Teamsters rank and filers have to kick out Hoffa and...
by DONNY SCHRAFFENBERGER, steward, Teamsters Local 705 | September 14, 2001 | Page 15
WASHINGTON--The race for the president and executive board of the 1.4 million-member International Brotherhood of Teamsters is heading into its final stage. Members will mail in their ballots in October in an election that will pit incumbent James P. Hoffa against the Rank and File Power slate headed by Tom Leedham.
Hoffa--a lawyer and never a working Teamster--will have the backing of the vast majority of Teamsters officials, as recently witnessed at the union's Las Vegas convention.
Many one-time reform leaders--such as those in Local 705 in Chicago and Local 100 in Cincinnati--have opportunistically and cynically jumped on the Hoffa bandwagon. They believe it's in their best interest to back the powers that be rather than raise legitimate concerns over Hoffa's weak dealings with corporations.
Hoffa talks tough. During the last election, he promised to "restore Teamster power" and invoked the days when his father ran the union. But now members see his dismal track record--and the Hoffa name has lost its luster.
Poor contracts at Anheuser-Busch, Northwest Airlines, carhaul and the pathetic leadership at the almost 2-year-old Overnite strike show how weak and ineffective Hoffa really is.
What's more, Hoffa's top allies--including Detroit Teamster Mike Bane and Chicago-based aide Dane Passo--recently have been accused of corruption. No wonder that Hoffa only agreed to debate reformer Leedham after a federal official threatened to hold the debate with Leedham alone. Each side will receive 200,000 videotapes of the debate, and another 100,000 will be mailed to locals.

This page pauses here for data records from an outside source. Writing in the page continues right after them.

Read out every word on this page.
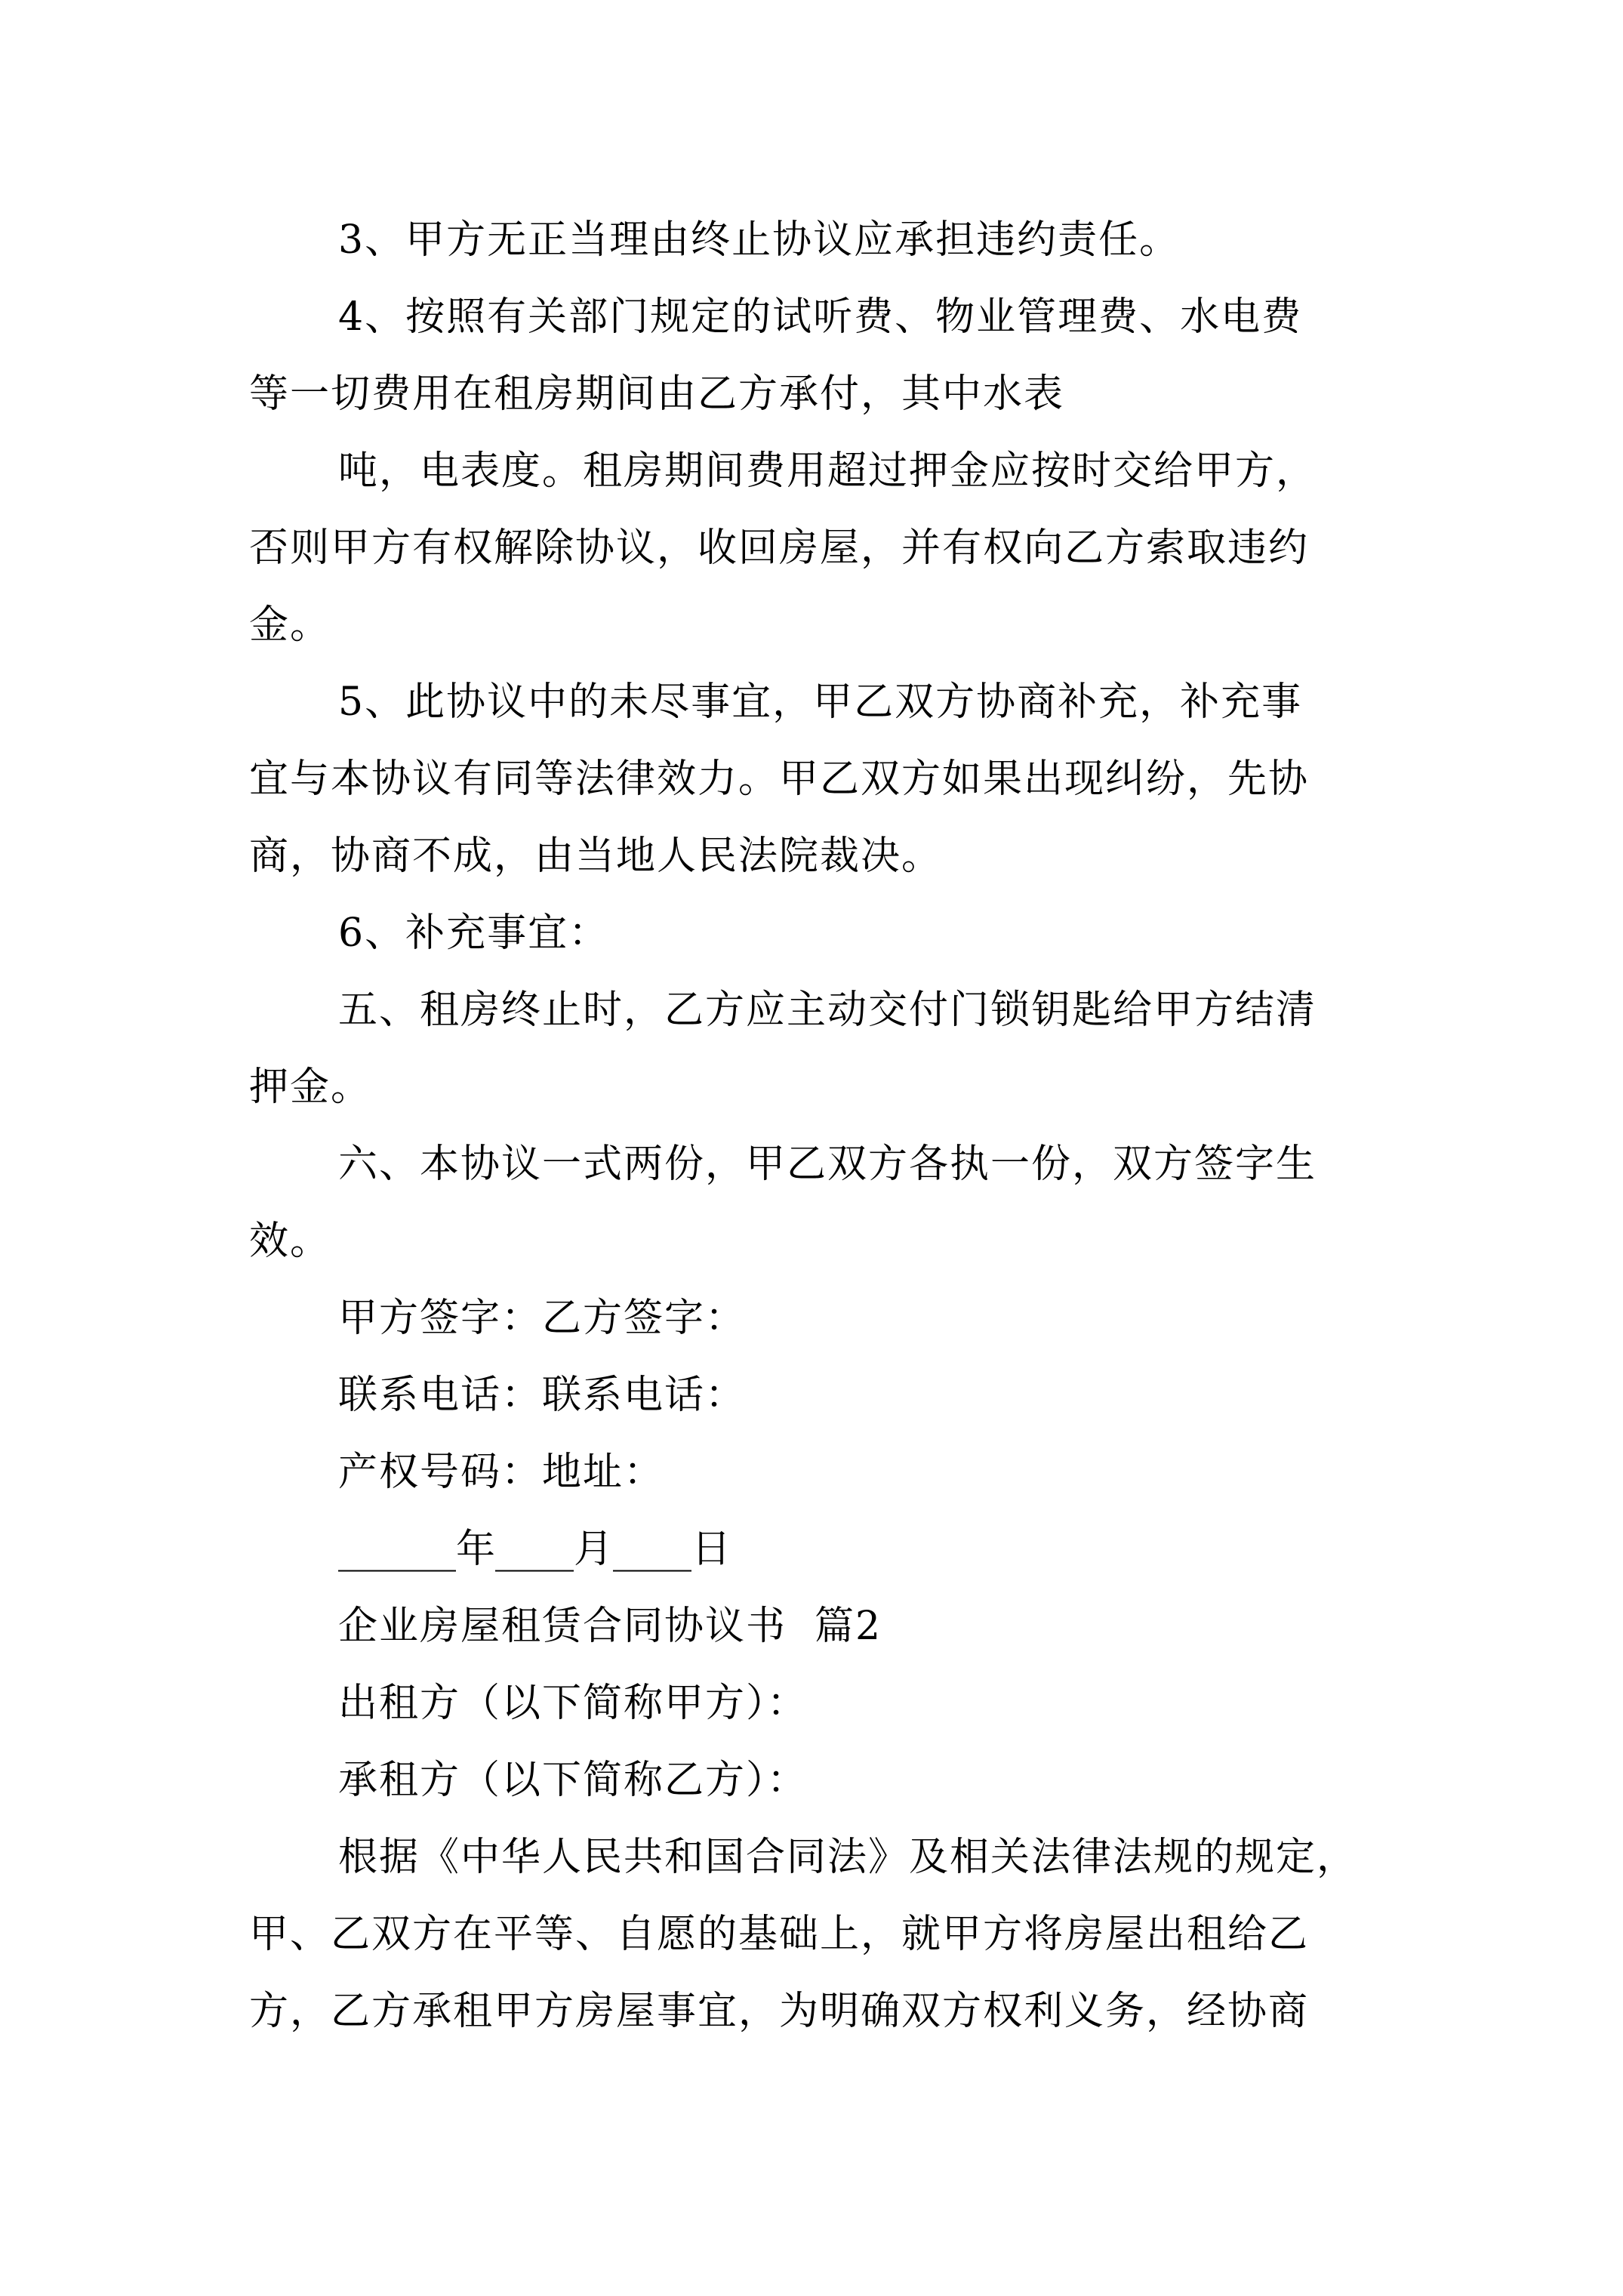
3、甲方无正当理由终止协议应承担违约责任。
4、按照有关部门规定的试听费、物业管理费、水电费
等一切费用在租房期间由乙方承付，其中水表
吨，电表度。租房期间费用超过押金应按时交给甲方，
否则甲方有权解除协议，收回房屋，并有权向乙方索取违约
金。
5、此协议中的未尽事宜，甲乙双方协商补充，补充事
宜与本协议有同等法律效力。甲乙双方如果出现纠纷，先协
商，协商不成，由当地人民法院裁决。
6、补充事宜：
五、租房终止时，乙方应主动交付门锁钥匙给甲方结清
押金。
六、本协议一式两份，甲乙双方各执一份，双方签字生
效。
甲方签字：乙方签字：
联系电话：联系电话：
产权号码：地址：
______年____月____日
企业房屋租赁合同协议书  篇2
出租方（以下简称甲方）：
承租方（以下简称乙方）：
根据《中华人民共和国合同法》及相关法律法规的规定，
甲、乙双方在平等、自愿的基础上，就甲方将房屋出租给乙
方，乙方承租甲方房屋事宜，为明确双方权利义务，经协商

Leedham, who heads Local 206 in Portland, Ore., has allied himself with some of the best leaders and rank-and-file activists in the Teamsters. Leedham's slate includes Local 556's principal officer, Maria Martinez. She was the leader of a successful strike at Iowa Beef Processing in Washington state--a strike that Hoffa tried to sabotage while Tom Leedham walked the picket line in solidarity.
Leedham stands for rooting out corruption, taking on employers, organizing unorganized truck drivers and increasing union democracy. "I have a track record. I've worked as a Teamster and know what its like to lift boxes for ten hours a day," Leedham told Convoy Dispatch, newspaper of Teamsters for a Democratic Union. "I've organized rank-and-file contract campaigns that won industry-leading contracts. I was on the UPS picket line in '97. Hoffa was on CNN badmouthing the strike. I think that makes the choice pretty clear."
What's more, Leedham's campaign can be used to build rank-and-file activist networks that can make our union stronger at the grassroots. And if Leedham wins, we will have an easier job getting the support we need for a real fight that takes on UPS, freight employers and all the other corporate sharks.
Every Teamster interested in taking the union forward should work to turn out the vote for Leedham.
GEORGE W. Bush, representative of the superrich, thinks that Teamsters President James P. Hoffa is doing a good job. At a Teamsters Labor Day rally in Detroit, Bush said, "You've got a good man running the Teamsters in Jimmy Hoffa."
Bush gushed on, "Let me tell you another thing about Jimmy Hoffa. He's running a good union and in an aboveboard manner. And make no mistake about it, people are beginning to notice, particularly in Washington, D.C." Bush also hailed Hoffa's support of environmentally destructive Arctic drilling.
It's bad enough when a union-bashing president says he loves you, but when your main adversary, UPS, says it too, you know you're doing something wrong. UPS spokesperson Norman Black said, "We certainly are not dreading or fearing negotiations...The Teamsters under its current leadership has shown a willingness to work with us."
Corporate America and Bush know a good deal when they see one.